Cette réallocation sectorielle suggère un repositionnement des préférences des investisseurs vers des segments à débouchés commerciaux globaux et à moindre exposition géopolitique.
La dynamique des stades de financement révèle un déséquilibre structurel au détriment des entreprises en phase de croissance.
Les investissements aux stades précoces (du Pre-Seed à la Série A) ont progressé de 164 % depuis fin 2023 pour atteindre 1,3 Md USD, représentant plus de 42 % du capital total levé. En parallèle, les tours intermédiaires de type Séries B et C se contractent à 29 % des financements totaux, ce qui pourrait limiter la capacité de l’écosystème à développer des entreprises matures.
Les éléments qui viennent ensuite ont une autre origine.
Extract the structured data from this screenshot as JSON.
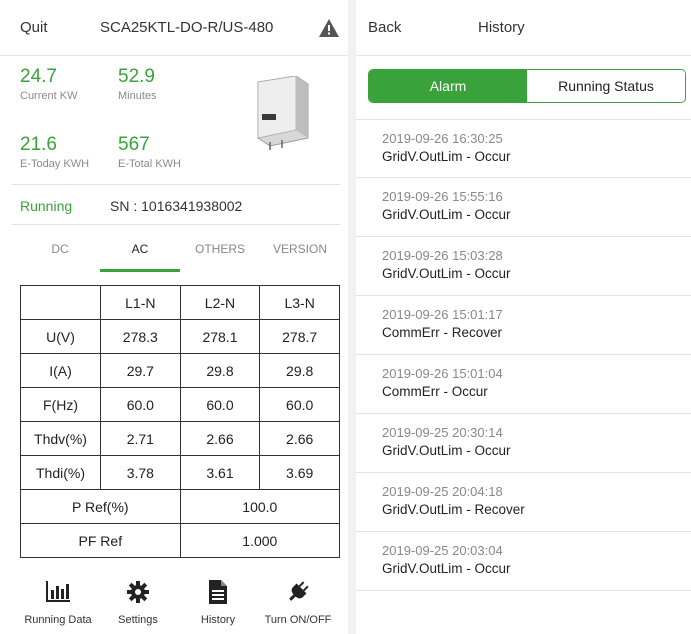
{
  "left": {
    "header": {
      "quit_label": "Quit",
      "model": "SCA25KTL-DO-R/US-480",
      "warning_icon": "warning-triangle-icon"
    },
    "stats": {
      "current_kw": {
        "value": "24.7",
        "label": "Current KW"
      },
      "minutes": {
        "value": "52.9",
        "label": "Minutes"
      },
      "e_today": {
        "value": "21.6",
        "label": "E-Today KWH"
      },
      "e_total": {
        "value": "567",
        "label": "E-Total KWH"
      }
    },
    "status": {
      "state": "Running",
      "sn": "SN : 1016341938002"
    },
    "tabs": [
      {
        "label": "DC",
        "active": false
      },
      {
        "label": "AC",
        "active": true
      },
      {
        "label": "OTHERS",
        "active": false
      },
      {
        "label": "VERSION",
        "active": false
      }
    ],
    "table": {
      "headers": [
        "",
        "L1-N",
        "L2-N",
        "L3-N"
      ],
      "rows": [
        [
          "U(V)",
          "278.3",
          "278.1",
          "278.7"
        ],
        [
          "I(A)",
          "29.7",
          "29.8",
          "29.8"
        ],
        [
          "F(Hz)",
          "60.0",
          "60.0",
          "60.0"
        ],
        [
          "Thdv(%)",
          "2.71",
          "2.66",
          "2.66"
        ],
        [
          "Thdi(%)",
          "3.78",
          "3.61",
          "3.69"
        ]
      ],
      "pref": {
        "label": "P Ref(%)",
        "value": "100.0"
      },
      "pfref": {
        "label": "PF Ref",
        "value": "1.000"
      }
    },
    "nav": [
      {
        "label": "Running Data",
        "icon": "bar-chart-icon"
      },
      {
        "label": "Settings",
        "icon": "gear-icon"
      },
      {
        "label": "History",
        "icon": "document-icon"
      },
      {
        "label": "Turn ON/OFF",
        "icon": "plug-icon"
      }
    ],
    "accent": "#3aa23a"
  },
  "right": {
    "header": {
      "back_label": "Back",
      "title": "History"
    },
    "segments": {
      "alarm": "Alarm",
      "running_status": "Running Status"
    },
    "history": [
      {
        "time": "2019-09-26 16:30:25",
        "event": "GridV.OutLim - Occur"
      },
      {
        "time": "2019-09-26 15:55:16",
        "event": "GridV.OutLim - Occur"
      },
      {
        "time": "2019-09-26 15:03:28",
        "event": "GridV.OutLim - Occur"
      },
      {
        "time": "2019-09-26 15:01:17",
        "event": "CommErr - Recover"
      },
      {
        "time": "2019-09-26 15:01:04",
        "event": "CommErr - Occur"
      },
      {
        "time": "2019-09-25 20:30:14",
        "event": "GridV.OutLim - Occur"
      },
      {
        "time": "2019-09-25 20:04:18",
        "event": "GridV.OutLim - Recover"
      },
      {
        "time": "2019-09-25 20:03:04",
        "event": "GridV.OutLim - Occur"
      }
    ]
  }
}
Si ces données agrégées du trimestre semblent témoigner d’une résilience du secteur malgré un contexte de guerre, plusieurs facteurs invitent à nuancer cette lecture.
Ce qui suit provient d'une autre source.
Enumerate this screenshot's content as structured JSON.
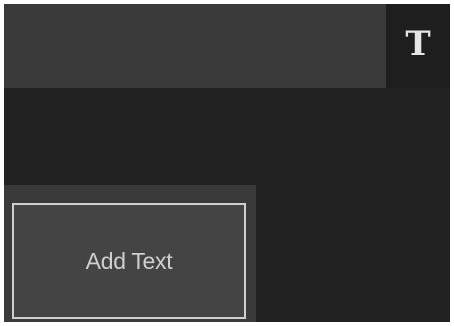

Une part significative des montants comptabilisés au premier trimestre 2026 correspond à des décisions d’investissement antérieures à la période de référence, le délai entre la clôture d’une opération et sa divulgation publique pouvant s’étendre de plusieurs semaines à plusieurs mois. Par ailleurs, la saisonnalité joue un rôle non négligeable : la concentration d’annonces en début d’année coïncide traditionnellement avec la RSA Conférence, vitrine stratégique pour les levées de fonds en cybersécurité.
Enfin, une enquête de l’Autorité de l’Innovation conduite en mars 2026 documente l’impact réel de la guerre sur les processus de financement : 71 % des entreprises technologiques israéliennes déclarent que la situation sécuritaire a affecté leur capacité à lever des capitaux, se traduisant par des retards de processus pour 37 % d’entre elles, des reports de décisions d’investissement pour 23 %, et des annulations de procédures pour 11 %.
Ces perturbations sont plus prononcées pour les entreprises situées dans les régions Nord et Sud du pays, ainsi que pour les structures de moins de 50 salariés.